En este sentido, me acuerdo de sus tierras chamotas con el ceramista alemán Hans Spinner, afincado en la localidad provenzal de Grasse y que también colaboró con Chillida, Pierre Alechinsky o Anthony Caro. Rememoro asimismo mi entusiasmo ante sus monumentales, impresionantes libros en bronce, enseñados en 1987 en la Galería Carles Taché de Barcelona, junto a otras de sus esculturas en el mismo material. Libros dignos de figurar en la biblioteca del Trinity College dublinés, tan borgiana. Libros que me llevan a recordar mi segunda y última visita, en 1990 –la primera había sido dieciocho años antes de la mano de Brossa y tras la aludida polémica con Maria Lluïsa Borràs-, a su recoleta vivienda-estudio de la calle de Zaragoza, un modesto y bellísimo proyecto de Juan Antonio Coderch, construido durante los años 1960-1963.
LIBROS Y LEGADOS
En esa visita de 1990, mi objetivo era sobre todo conocer (de cara a un reportaje en la desaparecida revista madrileña El Europeo) la legendaria biblioteca de un pintor que por tradición familiar –era nieto y bisnieto de libreros- siempre tuvo cerca el universo del papel impreso, y que en 1974 haría el cartel de la tradicional feria barcelonesa del libro antiguo y de ocasión del Paseo de Gracia. Biblioteca que no me defraudó en absoluto, todo lo contrario: tuve ocasión de comprobar que coexistían en ella un raro cancionero español impreso en Amberes –“para que luego digan que no me interesa la cultura española...”-, el tratado de Sir Isaac Newton, el Poe de Stéphane Mallarmé (Le Corbeau) ilustrado por Édouard Manet, títulos del futurista catalán Joan Salvat-Papasseit, primeras ediciones de dadaístas y surrealistas, no pocas de ellas compradas en París, en la Librairie Bernard Lolliée de la rue de Seine… Biblioteca muy presente, al igual que la estupenda colección de obras ajenas reunida por el pintor –qué genial aquel abanico de Picabia-, en el hermoso volumen El arte y sus lugares, editado en el Madrid de 1999 por Siruela, y concebido por el artista, como una suerte de gabinete de curiosidades o de malrauxiano museo imaginario.

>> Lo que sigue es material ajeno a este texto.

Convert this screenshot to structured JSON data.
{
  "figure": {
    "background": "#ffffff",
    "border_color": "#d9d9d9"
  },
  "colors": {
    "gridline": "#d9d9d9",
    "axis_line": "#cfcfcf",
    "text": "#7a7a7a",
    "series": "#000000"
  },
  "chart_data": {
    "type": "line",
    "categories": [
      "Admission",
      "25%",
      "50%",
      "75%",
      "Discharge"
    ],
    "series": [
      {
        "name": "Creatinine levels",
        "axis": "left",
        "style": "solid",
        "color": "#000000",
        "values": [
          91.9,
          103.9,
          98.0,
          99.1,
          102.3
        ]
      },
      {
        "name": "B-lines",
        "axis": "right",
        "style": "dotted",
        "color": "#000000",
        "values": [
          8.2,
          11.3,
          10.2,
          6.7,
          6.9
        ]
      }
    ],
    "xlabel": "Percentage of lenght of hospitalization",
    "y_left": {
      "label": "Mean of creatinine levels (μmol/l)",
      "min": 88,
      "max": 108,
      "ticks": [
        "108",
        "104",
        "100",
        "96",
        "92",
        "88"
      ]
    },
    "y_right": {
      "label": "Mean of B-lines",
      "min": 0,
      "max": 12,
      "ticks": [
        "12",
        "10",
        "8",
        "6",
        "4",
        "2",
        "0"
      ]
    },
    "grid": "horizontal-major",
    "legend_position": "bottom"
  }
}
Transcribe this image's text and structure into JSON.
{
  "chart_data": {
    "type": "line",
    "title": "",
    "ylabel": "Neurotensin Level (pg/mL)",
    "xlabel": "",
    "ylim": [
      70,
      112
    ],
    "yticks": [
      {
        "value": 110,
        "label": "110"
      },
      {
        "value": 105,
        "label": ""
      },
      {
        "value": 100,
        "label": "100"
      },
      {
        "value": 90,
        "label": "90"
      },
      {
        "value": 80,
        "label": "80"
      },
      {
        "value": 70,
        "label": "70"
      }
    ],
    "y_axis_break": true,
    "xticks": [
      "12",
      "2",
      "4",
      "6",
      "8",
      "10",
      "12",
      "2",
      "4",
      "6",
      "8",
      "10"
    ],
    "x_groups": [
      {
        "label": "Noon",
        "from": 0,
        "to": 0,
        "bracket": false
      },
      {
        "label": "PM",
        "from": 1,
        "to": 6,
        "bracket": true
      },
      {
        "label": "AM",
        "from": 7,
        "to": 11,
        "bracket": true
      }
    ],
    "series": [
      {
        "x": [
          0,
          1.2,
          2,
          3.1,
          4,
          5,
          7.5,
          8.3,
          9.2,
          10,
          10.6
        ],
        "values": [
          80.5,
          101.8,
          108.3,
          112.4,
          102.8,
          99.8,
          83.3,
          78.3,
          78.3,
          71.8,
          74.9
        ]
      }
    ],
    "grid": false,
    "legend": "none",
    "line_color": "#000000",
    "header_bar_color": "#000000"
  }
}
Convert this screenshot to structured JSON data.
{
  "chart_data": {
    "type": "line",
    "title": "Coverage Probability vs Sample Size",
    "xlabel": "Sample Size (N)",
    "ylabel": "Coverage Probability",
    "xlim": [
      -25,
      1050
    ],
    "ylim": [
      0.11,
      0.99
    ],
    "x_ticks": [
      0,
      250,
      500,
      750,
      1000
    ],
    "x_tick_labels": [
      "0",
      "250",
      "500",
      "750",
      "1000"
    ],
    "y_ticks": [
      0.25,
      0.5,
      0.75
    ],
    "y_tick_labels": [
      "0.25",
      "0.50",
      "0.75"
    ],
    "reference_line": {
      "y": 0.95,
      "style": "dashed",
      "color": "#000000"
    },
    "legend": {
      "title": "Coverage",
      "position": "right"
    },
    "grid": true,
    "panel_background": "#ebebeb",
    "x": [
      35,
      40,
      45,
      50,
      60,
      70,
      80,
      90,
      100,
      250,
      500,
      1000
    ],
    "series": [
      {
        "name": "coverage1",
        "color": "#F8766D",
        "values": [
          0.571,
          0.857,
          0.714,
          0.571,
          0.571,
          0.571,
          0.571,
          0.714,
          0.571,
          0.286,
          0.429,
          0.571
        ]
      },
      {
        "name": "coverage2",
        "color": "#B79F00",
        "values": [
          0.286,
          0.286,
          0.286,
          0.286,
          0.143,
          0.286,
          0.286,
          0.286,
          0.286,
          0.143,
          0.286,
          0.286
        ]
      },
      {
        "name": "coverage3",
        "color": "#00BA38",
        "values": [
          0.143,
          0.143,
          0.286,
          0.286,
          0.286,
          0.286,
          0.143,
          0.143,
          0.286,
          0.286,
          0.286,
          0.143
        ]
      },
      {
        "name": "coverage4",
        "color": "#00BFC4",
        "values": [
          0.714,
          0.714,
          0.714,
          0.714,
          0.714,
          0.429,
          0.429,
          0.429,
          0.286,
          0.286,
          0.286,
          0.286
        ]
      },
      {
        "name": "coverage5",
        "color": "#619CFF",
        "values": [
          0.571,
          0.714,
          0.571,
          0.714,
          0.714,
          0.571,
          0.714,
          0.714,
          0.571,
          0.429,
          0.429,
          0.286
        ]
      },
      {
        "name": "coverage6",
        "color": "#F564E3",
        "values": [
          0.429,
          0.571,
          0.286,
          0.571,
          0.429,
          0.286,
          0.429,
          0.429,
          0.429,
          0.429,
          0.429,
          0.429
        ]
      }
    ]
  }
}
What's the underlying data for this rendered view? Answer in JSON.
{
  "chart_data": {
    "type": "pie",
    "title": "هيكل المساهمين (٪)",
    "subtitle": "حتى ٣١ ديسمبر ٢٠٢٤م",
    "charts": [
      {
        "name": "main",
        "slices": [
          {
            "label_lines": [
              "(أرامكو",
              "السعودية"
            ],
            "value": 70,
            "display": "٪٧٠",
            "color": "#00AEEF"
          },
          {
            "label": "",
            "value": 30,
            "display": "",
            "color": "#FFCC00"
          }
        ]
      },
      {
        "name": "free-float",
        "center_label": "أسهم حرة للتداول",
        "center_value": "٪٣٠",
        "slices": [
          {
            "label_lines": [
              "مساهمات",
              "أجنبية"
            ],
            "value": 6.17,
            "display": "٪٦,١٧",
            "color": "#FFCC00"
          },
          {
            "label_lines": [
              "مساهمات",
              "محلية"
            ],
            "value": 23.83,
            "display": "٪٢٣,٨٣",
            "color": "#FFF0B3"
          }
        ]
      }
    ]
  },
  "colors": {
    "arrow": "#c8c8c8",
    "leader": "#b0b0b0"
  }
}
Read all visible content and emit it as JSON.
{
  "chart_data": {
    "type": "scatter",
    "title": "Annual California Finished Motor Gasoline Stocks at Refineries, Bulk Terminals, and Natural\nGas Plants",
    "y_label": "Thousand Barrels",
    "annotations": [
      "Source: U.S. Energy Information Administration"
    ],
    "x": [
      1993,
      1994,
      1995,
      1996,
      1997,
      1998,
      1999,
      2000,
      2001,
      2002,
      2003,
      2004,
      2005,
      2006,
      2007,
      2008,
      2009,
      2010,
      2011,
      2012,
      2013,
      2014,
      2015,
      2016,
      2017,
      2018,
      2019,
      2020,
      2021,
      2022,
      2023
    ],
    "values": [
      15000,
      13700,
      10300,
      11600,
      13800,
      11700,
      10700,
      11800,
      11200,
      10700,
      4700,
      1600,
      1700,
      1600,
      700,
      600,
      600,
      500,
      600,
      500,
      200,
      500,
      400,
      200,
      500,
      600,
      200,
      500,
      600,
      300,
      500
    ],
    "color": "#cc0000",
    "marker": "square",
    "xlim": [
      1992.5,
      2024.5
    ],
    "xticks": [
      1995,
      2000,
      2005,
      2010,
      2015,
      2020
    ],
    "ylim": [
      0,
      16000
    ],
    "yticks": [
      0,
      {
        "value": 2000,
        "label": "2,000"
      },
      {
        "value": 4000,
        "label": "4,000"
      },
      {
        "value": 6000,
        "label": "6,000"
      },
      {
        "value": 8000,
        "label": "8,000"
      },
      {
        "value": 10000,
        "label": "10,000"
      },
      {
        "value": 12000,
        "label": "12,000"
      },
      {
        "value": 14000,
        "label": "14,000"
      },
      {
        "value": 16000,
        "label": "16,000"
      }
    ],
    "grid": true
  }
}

El pasado 26 de abril, he asistido a la inauguración de la gran exposición Dual-es: Tàpies frente a Tàpies, en el Centro de Arte Tomás y Valiente de la localidad madrileña de Fuenlabrada, un contenedor que no conocía y cuya arquitectura me ha impresionado muy positivamente, por lo bien que se ven en ella las obras de arte. La muestra, comisariada por Alicia Ventura, viene del MACA de Alicante, otro gran espacio, puesto en marcha el año pasado, y en cuyo origen está la colección donada a la ciudad por Sempere. Exposición centrada en obras de los años sesenta en adelante, algunas de las cuales nos impresionan por su despojamiento, por momentos casi rothkiano, como esa obra maestra, propiedad que fuera de la CAM, Blanco con cuatro signos negros (1965).